Safe outdoor spaces may be possible, even with repeal - Albuquerque Journal

2022-07-08 01:07:23 By : Mr. Arther Liu

New Mexico and ABQ News, Sports, Business and more

By Jessica Dyer / Journal Staff Writer Thursday, July 7th, 2022 at 6:46PM

Safe outdoor spaces will become legal in Albuquerque on July 28.

The City Council could vote to make them illegal just a few weeks later.

But such a quick reversal would not necessarily preclude safe outdoor spaces from taking shape in New Mexico’s largest city. That’s because the zoning in place at the time of a land use application carries forward regardless of future zoning code changes. That potentially leaves 18 days to set safe outdoor spaces in motion, a window of opportunity at least one local businessman is watching closely.

Brad Day — who owns properties in various parts of Albuquerque and has spent months advocating for safe outdoor spaces — said he’s preparing documents, exploring possible locations and talking with nonprofit agencies interested in serving as potential operating partners on a safe outdoor space.

“My hope is we get at least two or three applications in there” (during whatever window exists), Day said Thursday.

Safe outdoor spaces — managed campsites where people who are homeless can sleep in tents or cars and access toilets and showers — sparked fierce debate as the Albuquerque City Council recently weighed updates to its zoning code. The council ultimately added them as a new use in the city’s Integrated Development Ordinance, or IDO, a change that takes effect July 28. But it was a narrow 5-4 vote, and one of the supporters — Councilor Brook Bassan — has since backtracked. She has introduced a bill to stop the city from accepting or approving safe outdoor space applications and another bill to eliminate them from the zoning code altogether. Some councilors even referenced the likelihood of a successful repeal when they last month rejected legislation that would have required the city staff to establish operating procedures for safe outdoor spaces.

But no council vote will occur on Bassan’s legislation until at least the Aug. 15 meeting.

That potentially leaves the door open for operators to legally submit applications to start safe outdoor spaces. And their applications need not earn full city approval in that window; they must merely be considered complete, according to the Planning Department.

“An application for (a safe outdoor space) locks in to the existing zoning laws when it is deemed complete,” Planning Department spokesman Tim Walsh said in response to Journal questions. “Therefore, if an application was completed in the interim between when the IDO goes into effect and when a provision was rescinded, the application can still be processed and approved.”

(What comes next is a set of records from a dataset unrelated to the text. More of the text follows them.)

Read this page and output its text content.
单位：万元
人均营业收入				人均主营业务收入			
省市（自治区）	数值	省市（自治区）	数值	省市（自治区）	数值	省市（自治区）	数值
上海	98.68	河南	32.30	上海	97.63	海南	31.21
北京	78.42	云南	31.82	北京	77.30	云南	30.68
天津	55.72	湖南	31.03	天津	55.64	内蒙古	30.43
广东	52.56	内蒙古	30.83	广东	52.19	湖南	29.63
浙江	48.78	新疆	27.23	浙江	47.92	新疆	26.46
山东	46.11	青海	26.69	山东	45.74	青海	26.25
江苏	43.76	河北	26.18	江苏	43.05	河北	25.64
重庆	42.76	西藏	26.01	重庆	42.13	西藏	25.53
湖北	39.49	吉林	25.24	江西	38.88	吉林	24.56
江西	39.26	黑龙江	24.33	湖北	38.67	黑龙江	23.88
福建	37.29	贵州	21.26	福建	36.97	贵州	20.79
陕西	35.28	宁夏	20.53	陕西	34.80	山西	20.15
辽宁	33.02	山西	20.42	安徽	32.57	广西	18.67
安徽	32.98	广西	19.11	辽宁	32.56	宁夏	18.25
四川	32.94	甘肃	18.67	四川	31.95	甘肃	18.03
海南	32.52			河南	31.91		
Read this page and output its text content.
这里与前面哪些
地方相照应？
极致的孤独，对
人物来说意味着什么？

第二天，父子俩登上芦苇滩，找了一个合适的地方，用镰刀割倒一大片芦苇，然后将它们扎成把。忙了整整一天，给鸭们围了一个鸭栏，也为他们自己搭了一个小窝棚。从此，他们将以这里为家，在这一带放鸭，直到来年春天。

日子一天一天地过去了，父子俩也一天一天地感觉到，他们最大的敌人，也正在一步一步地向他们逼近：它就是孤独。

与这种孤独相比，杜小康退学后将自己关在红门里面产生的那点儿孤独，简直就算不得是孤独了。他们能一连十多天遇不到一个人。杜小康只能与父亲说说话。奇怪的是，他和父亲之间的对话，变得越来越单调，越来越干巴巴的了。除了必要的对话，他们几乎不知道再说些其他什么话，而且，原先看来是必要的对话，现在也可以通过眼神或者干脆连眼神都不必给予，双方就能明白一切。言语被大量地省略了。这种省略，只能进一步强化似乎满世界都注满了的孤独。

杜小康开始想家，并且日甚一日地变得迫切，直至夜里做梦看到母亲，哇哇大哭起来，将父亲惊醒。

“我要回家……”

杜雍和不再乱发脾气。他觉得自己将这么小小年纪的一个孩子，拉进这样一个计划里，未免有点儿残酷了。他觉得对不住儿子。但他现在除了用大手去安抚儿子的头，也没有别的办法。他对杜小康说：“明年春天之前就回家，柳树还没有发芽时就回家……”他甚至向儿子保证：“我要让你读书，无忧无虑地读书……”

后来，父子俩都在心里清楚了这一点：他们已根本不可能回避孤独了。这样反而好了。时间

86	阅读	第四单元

The IDO update already approved by the council would allow safe outdoor spaces in certain nonresidential and mixed-use zones. It would limit the sites to 40 spots for tents or vehicles and a total of 50 on-site residents. They would have to have toilets, showers and hand-washing stations.

Applications would require a review by the city’s Family and Community Services Department, which oversees city homelessness and housing programs.

Critics have argued the spots are inhumane and possibly damaging to surrounding neighborhoods, but supporters say they are a relatively low-cost solution that provide people who are homeless with some basic amenities and a safer place to sleep than the street.